Nevins has also treated in two volumes the enigmatic Ford. This is a history of the automobile industry and of Ford's irreconcilable diversity of interests from anti-semitism to square dancing. In my estimation it is not so successful a biography as that of Rockefeller, but it may be more interesting, because Ford's decisions touched the lives of millions more obviously than did Rockefeller's. The big motor-makers now so stubbornly resisting the small car might learn lessons from Ford's business disaster in refusing to shift from the Model T. Even then, Model A for all its stylistic conformities was too little and too late. Fathers bent upon shaping their sons to a business pattern can also learn a prudential lesson from Ford's unfeeling methods of bringing up a business heir.
Most people are so in the habit of personalizing what happens that conceivably a series of business biographies is the best method to effect a revolution in popular attitudes toward business. One trouble is that men become legends so quickly. Already Ford and Rockefeller are in the shadows with Fisk and Vanderbilt. ("If you hear it, it's news; if you read it, it's history.") Besides, the personal approach is bound to have about it something too distinctive, perchance even eccentric. "Philanthropist" and "robber baron" worked within a system deriving its features from the many as well as the few, from those outside of business as well as those in it.

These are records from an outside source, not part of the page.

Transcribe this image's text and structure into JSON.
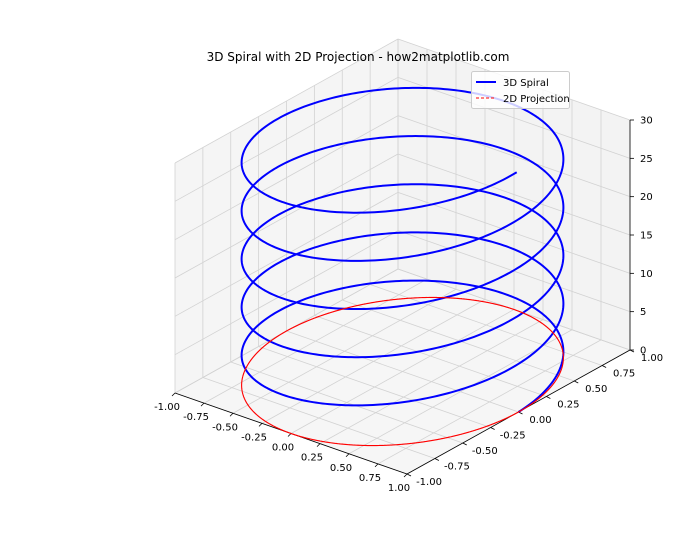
{
  "chart_data": {
    "type": "line",
    "projection": "3d",
    "title": "3D Spiral with 2D Projection - how2matplotlib.com",
    "xlabel": "",
    "ylabel": "",
    "zlabel": "",
    "xlim": [
      -1.0,
      1.0
    ],
    "ylim": [
      -1.0,
      1.0
    ],
    "zlim": [
      0,
      30
    ],
    "xticks": [
      "-1.00",
      "-0.75",
      "-0.50",
      "-0.25",
      "0.00",
      "0.25",
      "0.50",
      "0.75",
      "1.00"
    ],
    "yticks": [
      "-1.00",
      "-0.75",
      "-0.50",
      "-0.25",
      "0.00",
      "0.25",
      "0.50",
      "0.75",
      "1.00"
    ],
    "zticks": [
      "0",
      "5",
      "10",
      "15",
      "20",
      "25",
      "30"
    ],
    "grid": true,
    "legend_position": "upper-right",
    "series": [
      {
        "name": "3D Spiral",
        "color": "#0000ff",
        "style": "solid",
        "x": "cos(t)",
        "y": "sin(t)",
        "z": "t",
        "t_range": [
          0,
          31.4
        ]
      },
      {
        "name": "2D Projection",
        "color": "#ff0000",
        "style": "dashed",
        "x": "cos(t)",
        "y": "sin(t)",
        "z": 0,
        "t_range": [
          0,
          31.4
        ]
      }
    ]
  }
}
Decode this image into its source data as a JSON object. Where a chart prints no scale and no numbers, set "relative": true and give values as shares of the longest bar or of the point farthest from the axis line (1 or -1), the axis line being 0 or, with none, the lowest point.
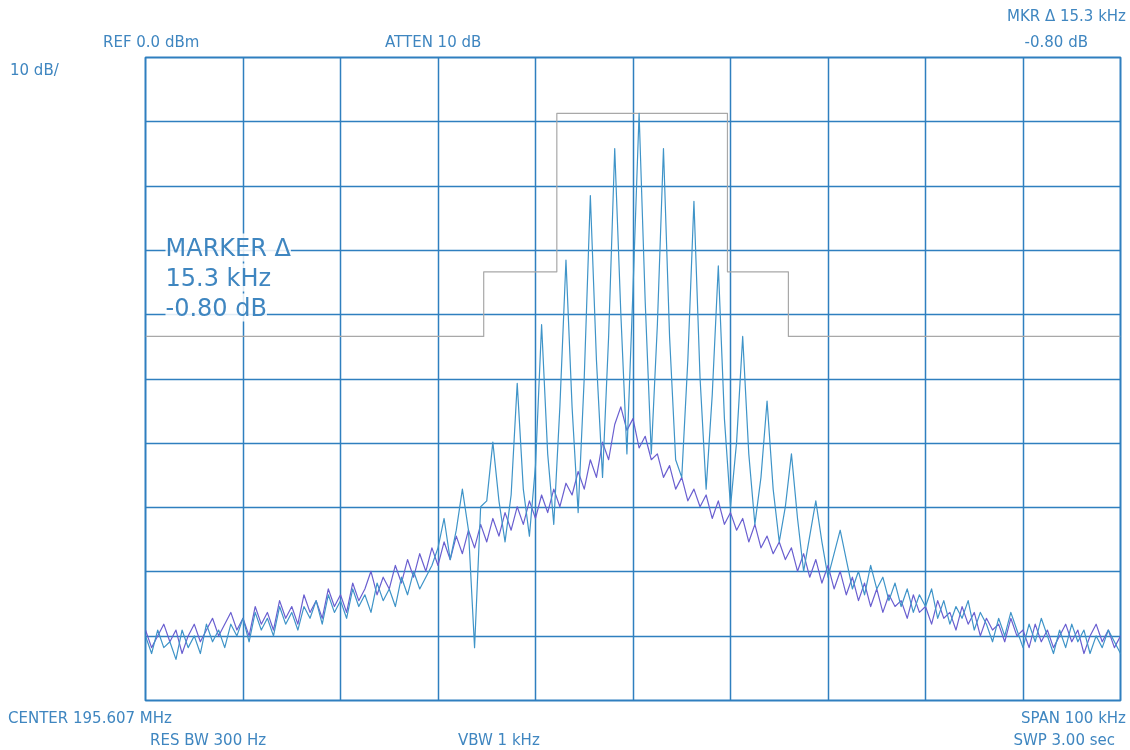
{
  "chart_data": {
    "type": "line",
    "relative": true,
    "grid": true,
    "tick_labels": false,
    "annotations": [
      "REF 0.0 dBm",
      "ATTEN 10 dB",
      "MKR Δ 15.3 kHz",
      "-0.80 dB",
      "10 dB/",
      "MARKER Δ",
      "15.3 kHz",
      "-0.80 dB",
      "CENTER 195.607 MHz",
      "RES BW 300 Hz",
      "VBW 1 kHz",
      "SPAN 100 kHz",
      "SWP 3.00 sec"
    ],
    "categories": [
      null,
      null,
      null,
      null,
      null,
      null,
      null,
      null,
      null,
      null,
      null,
      null,
      null,
      null,
      null,
      null,
      null,
      null,
      null,
      null,
      null,
      null,
      null,
      null,
      null,
      null,
      null,
      null,
      null,
      null,
      null,
      null,
      null,
      null,
      null,
      null,
      null,
      null,
      null,
      null,
      null,
      null,
      null,
      null,
      null,
      null,
      null,
      null,
      null,
      null,
      null,
      null,
      null,
      null,
      null,
      null,
      null,
      null,
      null,
      null,
      null,
      null,
      null,
      null,
      null,
      null,
      null,
      null,
      null,
      null,
      null,
      null,
      null,
      null,
      null,
      null,
      null,
      null,
      null,
      null,
      null,
      null,
      null,
      null,
      null,
      null,
      null,
      null,
      null,
      null,
      null,
      null,
      null,
      null,
      null,
      null,
      null,
      null,
      null,
      null,
      null,
      null,
      null,
      null,
      null,
      null,
      null,
      null,
      null,
      null,
      null,
      null,
      null,
      null,
      null,
      null,
      null,
      null,
      null,
      null,
      null,
      null,
      null,
      null,
      null,
      null,
      null,
      null,
      null,
      null,
      null,
      null,
      null,
      null,
      null,
      null,
      null,
      null,
      null,
      null,
      null,
      null,
      null,
      null,
      null,
      null,
      null,
      null,
      null,
      null,
      null,
      null,
      null,
      null,
      null,
      null,
      null,
      null,
      null,
      null,
      null
    ],
    "series": [
      {
        "type": "step",
        "color": "#a8a8a8",
        "values": [
          0.62,
          0.62,
          0.62,
          0.62,
          0.62,
          0.62,
          0.62,
          0.62,
          0.62,
          0.62,
          0.62,
          0.62,
          0.62,
          0.62,
          0.62,
          0.62,
          0.62,
          0.62,
          0.62,
          0.62,
          0.62,
          0.62,
          0.62,
          0.62,
          0.62,
          0.62,
          0.62,
          0.62,
          0.62,
          0.62,
          0.62,
          0.62,
          0.62,
          0.62,
          0.62,
          0.62,
          0.62,
          0.62,
          0.62,
          0.62,
          0.62,
          0.62,
          0.62,
          0.62,
          0.62,
          0.62,
          0.62,
          0.62,
          0.62,
          0.62,
          0.62,
          0.62,
          0.62,
          0.62,
          0.62,
          0.62,
          0.73,
          0.73,
          0.73,
          0.73,
          0.73,
          0.73,
          0.73,
          0.73,
          0.73,
          0.73,
          0.73,
          0.73,
          1.0,
          1.0,
          1.0,
          1.0,
          1.0,
          1.0,
          1.0,
          1.0,
          1.0,
          1.0,
          1.0,
          1.0,
          1.0,
          1.0,
          1.0,
          1.0,
          1.0,
          1.0,
          1.0,
          1.0,
          1.0,
          1.0,
          1.0,
          1.0,
          1.0,
          1.0,
          1.0,
          1.0,
          0.73,
          0.73,
          0.73,
          0.73,
          0.73,
          0.73,
          0.73,
          0.73,
          0.73,
          0.73,
          0.62,
          0.62,
          0.62,
          0.62,
          0.62,
          0.62,
          0.62,
          0.62,
          0.62,
          0.62,
          0.62,
          0.62,
          0.62,
          0.62,
          0.62,
          0.62,
          0.62,
          0.62,
          0.62,
          0.62,
          0.62,
          0.62,
          0.62,
          0.62,
          0.62,
          0.62,
          0.62,
          0.62,
          0.62,
          0.62,
          0.62,
          0.62,
          0.62,
          0.62,
          0.62,
          0.62,
          0.62,
          0.62,
          0.62,
          0.62,
          0.62,
          0.62,
          0.62,
          0.62,
          0.62,
          0.62,
          0.62,
          0.62,
          0.62,
          0.62,
          0.62,
          0.62,
          0.62,
          0.62,
          0.62
        ]
      },
      {
        "color": "#6a5fd0",
        "values": [
          0.12,
          0.09,
          0.11,
          0.13,
          0.1,
          0.12,
          0.08,
          0.11,
          0.13,
          0.1,
          0.12,
          0.14,
          0.11,
          0.13,
          0.15,
          0.12,
          0.14,
          0.11,
          0.16,
          0.13,
          0.15,
          0.12,
          0.17,
          0.14,
          0.16,
          0.13,
          0.18,
          0.15,
          0.17,
          0.14,
          0.19,
          0.16,
          0.18,
          0.15,
          0.2,
          0.17,
          0.19,
          0.22,
          0.18,
          0.21,
          0.19,
          0.23,
          0.2,
          0.24,
          0.21,
          0.25,
          0.22,
          0.26,
          0.23,
          0.27,
          0.24,
          0.28,
          0.25,
          0.29,
          0.26,
          0.3,
          0.27,
          0.31,
          0.28,
          0.32,
          0.29,
          0.33,
          0.3,
          0.34,
          0.31,
          0.35,
          0.32,
          0.36,
          0.33,
          0.37,
          0.35,
          0.39,
          0.36,
          0.41,
          0.38,
          0.44,
          0.41,
          0.47,
          0.5,
          0.46,
          0.48,
          0.43,
          0.45,
          0.41,
          0.42,
          0.38,
          0.4,
          0.36,
          0.38,
          0.34,
          0.36,
          0.33,
          0.35,
          0.31,
          0.34,
          0.3,
          0.32,
          0.29,
          0.31,
          0.27,
          0.3,
          0.26,
          0.28,
          0.25,
          0.27,
          0.24,
          0.26,
          0.22,
          0.25,
          0.21,
          0.24,
          0.2,
          0.23,
          0.19,
          0.22,
          0.18,
          0.21,
          0.17,
          0.2,
          0.16,
          0.19,
          0.15,
          0.18,
          0.16,
          0.17,
          0.14,
          0.18,
          0.15,
          0.16,
          0.13,
          0.17,
          0.14,
          0.15,
          0.12,
          0.16,
          0.13,
          0.15,
          0.11,
          0.14,
          0.12,
          0.13,
          0.1,
          0.14,
          0.11,
          0.12,
          0.09,
          0.13,
          0.1,
          0.12,
          0.09,
          0.11,
          0.13,
          0.1,
          0.12,
          0.08,
          0.11,
          0.13,
          0.1,
          0.12,
          0.09,
          0.11
        ]
      },
      {
        "color": "#3f94c8",
        "values": [
          0.11,
          0.08,
          0.12,
          0.09,
          0.1,
          0.07,
          0.12,
          0.09,
          0.11,
          0.08,
          0.13,
          0.1,
          0.12,
          0.09,
          0.13,
          0.11,
          0.14,
          0.1,
          0.15,
          0.12,
          0.14,
          0.11,
          0.16,
          0.13,
          0.15,
          0.12,
          0.16,
          0.14,
          0.17,
          0.13,
          0.18,
          0.15,
          0.17,
          0.14,
          0.19,
          0.16,
          0.18,
          0.15,
          0.2,
          0.17,
          0.19,
          0.16,
          0.21,
          0.18,
          0.22,
          0.19,
          0.21,
          0.23,
          0.26,
          0.31,
          0.24,
          0.29,
          0.36,
          0.29,
          0.09,
          0.33,
          0.34,
          0.44,
          0.34,
          0.27,
          0.35,
          0.54,
          0.36,
          0.28,
          0.4,
          0.64,
          0.42,
          0.3,
          0.5,
          0.75,
          0.5,
          0.32,
          0.55,
          0.86,
          0.58,
          0.38,
          0.62,
          0.94,
          0.66,
          0.42,
          0.7,
          1.0,
          0.68,
          0.42,
          0.64,
          0.94,
          0.62,
          0.41,
          0.38,
          0.58,
          0.85,
          0.55,
          0.36,
          0.52,
          0.74,
          0.48,
          0.33,
          0.44,
          0.62,
          0.42,
          0.3,
          0.38,
          0.51,
          0.36,
          0.27,
          0.33,
          0.42,
          0.31,
          0.22,
          0.28,
          0.34,
          0.27,
          0.21,
          0.25,
          0.29,
          0.24,
          0.19,
          0.22,
          0.18,
          0.23,
          0.19,
          0.21,
          0.17,
          0.2,
          0.16,
          0.19,
          0.15,
          0.18,
          0.16,
          0.19,
          0.14,
          0.17,
          0.13,
          0.16,
          0.14,
          0.17,
          0.12,
          0.15,
          0.13,
          0.1,
          0.14,
          0.11,
          0.15,
          0.12,
          0.09,
          0.13,
          0.1,
          0.14,
          0.11,
          0.08,
          0.12,
          0.09,
          0.13,
          0.1,
          0.12,
          0.08,
          0.11,
          0.09,
          0.12,
          0.1,
          0.08
        ]
      }
    ]
  }
}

Since this review article began with the cradle, perhaps it should end with the grave. Sigmund Diamond in The Reputation of the American Businessman describes the popular and journalistic reaction to the deaths of six business titans. Few would forecast that an analysis of massed obituaries could be either revealing or interesting, yet this book is both. On the whole, it concludes that Americans once believed business success was due to the superior qualities of individual businessmen; now they ascribe it to the virtues of the American system. This volume is an important step toward understanding both a business system and Americans.
Edward Chase Kirkland '16, whose home is close to Hanover in Thetford Center, Vt., has been Professor of History at Bowdoin since 1930. Past president of the Economic History Association and of the Association of University Professors, he is one of the nation's leading historians and holds honorary degrees from Dartmouth and Princeton.